Bagikan:

PONTIANAK - Kejaksaan Tinggi Kalimantan Barat kembali menyelesaikan tiga perkara melalui keadilan restoratif sesuai asas kebermanfaatan yang diajukan oleh Kejari Pontianak, Sambas dan Ketapang.

"Kami akan terus mengupayakan perkara-perkara yang memenuhi syarat agar dapat diselesaikan secara restorative justice untuk ke depannya," kata Kajati Kalbar, Masyhudi dalam keterangan tertulisnya di Pontianak, Rabu 20 April.

Dengan demikian sampai dengan April 2022 ini Kejati Kalbar telah berhasil melaksanakan keadilan restoratif, sebuah pendekatan yang ingin mengurangi kejahatan dengan menggelar pertemuan antara korban dan terdakwa, sebanyak 11 perkara.

Kemudian juga ada tiga perkara yang dilakukan penghentian penuntutan.

Adapun ketiga perkara itu, yakni perkara tindak pidana penganiayaan atas nama tersangka Tengku Nazri Nur Hafidiah yang ditangani Kejari Pontianak, perkara tindak pidana percobaan pencurian atas nama tersangka Tomi alias Tongay yang ditangani Kejari Sambas, dan perkara tindak pidana penggelapan atas nama tersangka Heru Amanda alias Heru Bin Marhatip ditangani Kejari Ketapang.

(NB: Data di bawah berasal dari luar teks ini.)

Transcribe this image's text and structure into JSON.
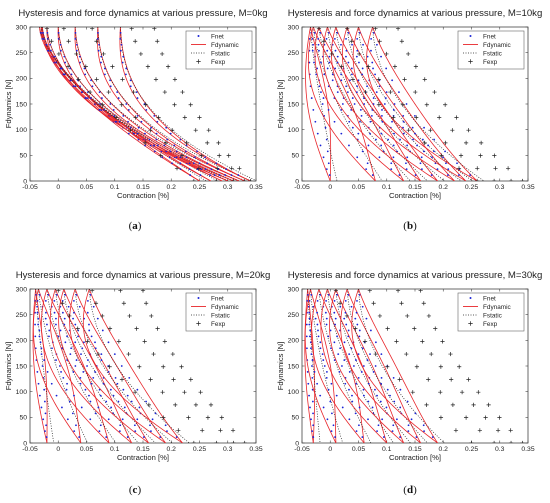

Alasan penghentian penuntutan berdasarkan keadilan restoratif, karena para tersangka baru pertama kali melakukan perbuatan pidana atau belum pernah dihukum, ancaman pidana denda atau penjara tidak lebih dari lima tahun, dan telah dilaksanakan proses perdamaian dimana tersangka telah meminta maaf dan korban sudah memberikan maaf.

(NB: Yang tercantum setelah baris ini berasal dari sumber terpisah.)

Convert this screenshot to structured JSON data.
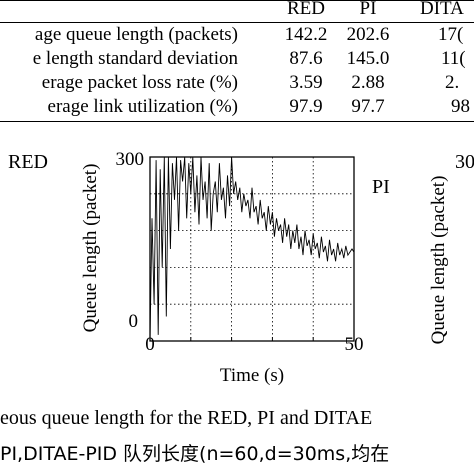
{
  "table": {
    "columns": [
      "RED",
      "PI",
      "DITA"
    ],
    "rows": [
      {
        "label": "age queue length (packets)",
        "values": [
          "142.2",
          "202.6",
          "17("
        ]
      },
      {
        "label": "e length standard deviation",
        "values": [
          "87.6",
          "145.0",
          "11("
        ]
      },
      {
        "label": "erage packet loss rate (%)",
        "values": [
          "3.59",
          "2.88",
          "2."
        ]
      },
      {
        "label": "erage link utilization (%)",
        "values": [
          "97.9",
          "97.7",
          "98"
        ]
      }
    ]
  },
  "figure": {
    "left_label": "RED",
    "center_label": "PI",
    "right_partial_tick": "30",
    "chart_data": {
      "type": "line",
      "title": "",
      "xlabel": "Time (s)",
      "ylabel": "Queue length (packet)",
      "xlim": [
        0,
        50
      ],
      "ylim": [
        0,
        300
      ],
      "x_ticks": [
        "0",
        "50"
      ],
      "y_ticks": [
        "0",
        "300"
      ],
      "grid": true,
      "series": [
        {
          "x": [
            0,
            0.5,
            1,
            1.5,
            2,
            2.5,
            3,
            3.5,
            4,
            4.5,
            5,
            5.5,
            6,
            6.5,
            7,
            7.5,
            8,
            8.5,
            9,
            9.5,
            10,
            10.5,
            11,
            11.5,
            12,
            12.5,
            13,
            13.5,
            14,
            14.5,
            15,
            15.5,
            16,
            16.5,
            17,
            17.5,
            18,
            18.5,
            19,
            19.5,
            20,
            20.5,
            21,
            21.5,
            22,
            22.5,
            23,
            23.5,
            24,
            24.5,
            25,
            25.5,
            26,
            26.5,
            27,
            27.5,
            28,
            28.5,
            29,
            29.5,
            30,
            30.5,
            31,
            31.5,
            32,
            32.5,
            33,
            33.5,
            34,
            34.5,
            35,
            35.5,
            36,
            36.5,
            37,
            37.5,
            38,
            38.5,
            39,
            39.5,
            40,
            40.5,
            41,
            41.5,
            42,
            42.5,
            43,
            43.5,
            44,
            44.5,
            45,
            45.5,
            46,
            46.5,
            47,
            47.5,
            48,
            48.5,
            49,
            49.5,
            50
          ],
          "values": [
            0,
            200,
            60,
            295,
            10,
            280,
            120,
            300,
            40,
            300,
            150,
            290,
            230,
            300,
            180,
            295,
            260,
            300,
            200,
            290,
            240,
            300,
            210,
            270,
            190,
            300,
            230,
            260,
            200,
            290,
            180,
            240,
            260,
            210,
            290,
            230,
            250,
            200,
            270,
            220,
            300,
            240,
            260,
            230,
            250,
            210,
            240,
            220,
            230,
            200,
            250,
            210,
            220,
            190,
            230,
            200,
            210,
            180,
            220,
            190,
            210,
            170,
            200,
            180,
            190,
            160,
            200,
            170,
            190,
            150,
            180,
            160,
            190,
            150,
            170,
            140,
            180,
            155,
            165,
            140,
            175,
            150,
            160,
            135,
            170,
            145,
            155,
            130,
            165,
            140,
            150,
            130,
            160,
            140,
            150,
            135,
            155,
            140,
            145,
            150,
            145
          ]
        }
      ]
    }
  },
  "caption": {
    "line1": "eous queue length for the RED, PI and DITAE",
    "line2": "PI,DITAE-PID 队列长度(n=60,d=30ms,均在"
  }
}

Kemudian, tersangka berjanji tidak akan mengulangi lagi perbuatannya, proses perdamaian dilakukan secara sukarela, dengan musyawarah untuk mufakat tanpa tekanan, paksaan dan intimidasi.

Dikutip Antara, tersangka dan korban setuju untuk tidak melanjutkan permasalahan ke persidangan karena tidak akan membawa manfaat yang lebih besar, kemudian pertimbangan sosiologis, dan masyarakat merespon positif, katanya.

Bahwa terhadap tiga perkara yang diajukan untuk diselesaikan secara keadilan restoratif tersebut oleh Jaksa Agung Muda Tindak Pidana Umum disetujui untuk dihentikan.

Masyhudi menambahkan, ketiga perkara tersebut memang layak untuk diselesaikan secara keadilan restoratif dan jaksa sesuai petunjuk pimpinan diharapkan dapat menyelesaikan perkara dengan penekanan hukum menggunakan hati nurani dan tentunya dilihat tujuan hukum itu sendiri dari asas kemanfaatannya, keadilan yang menyentuh masyarakat.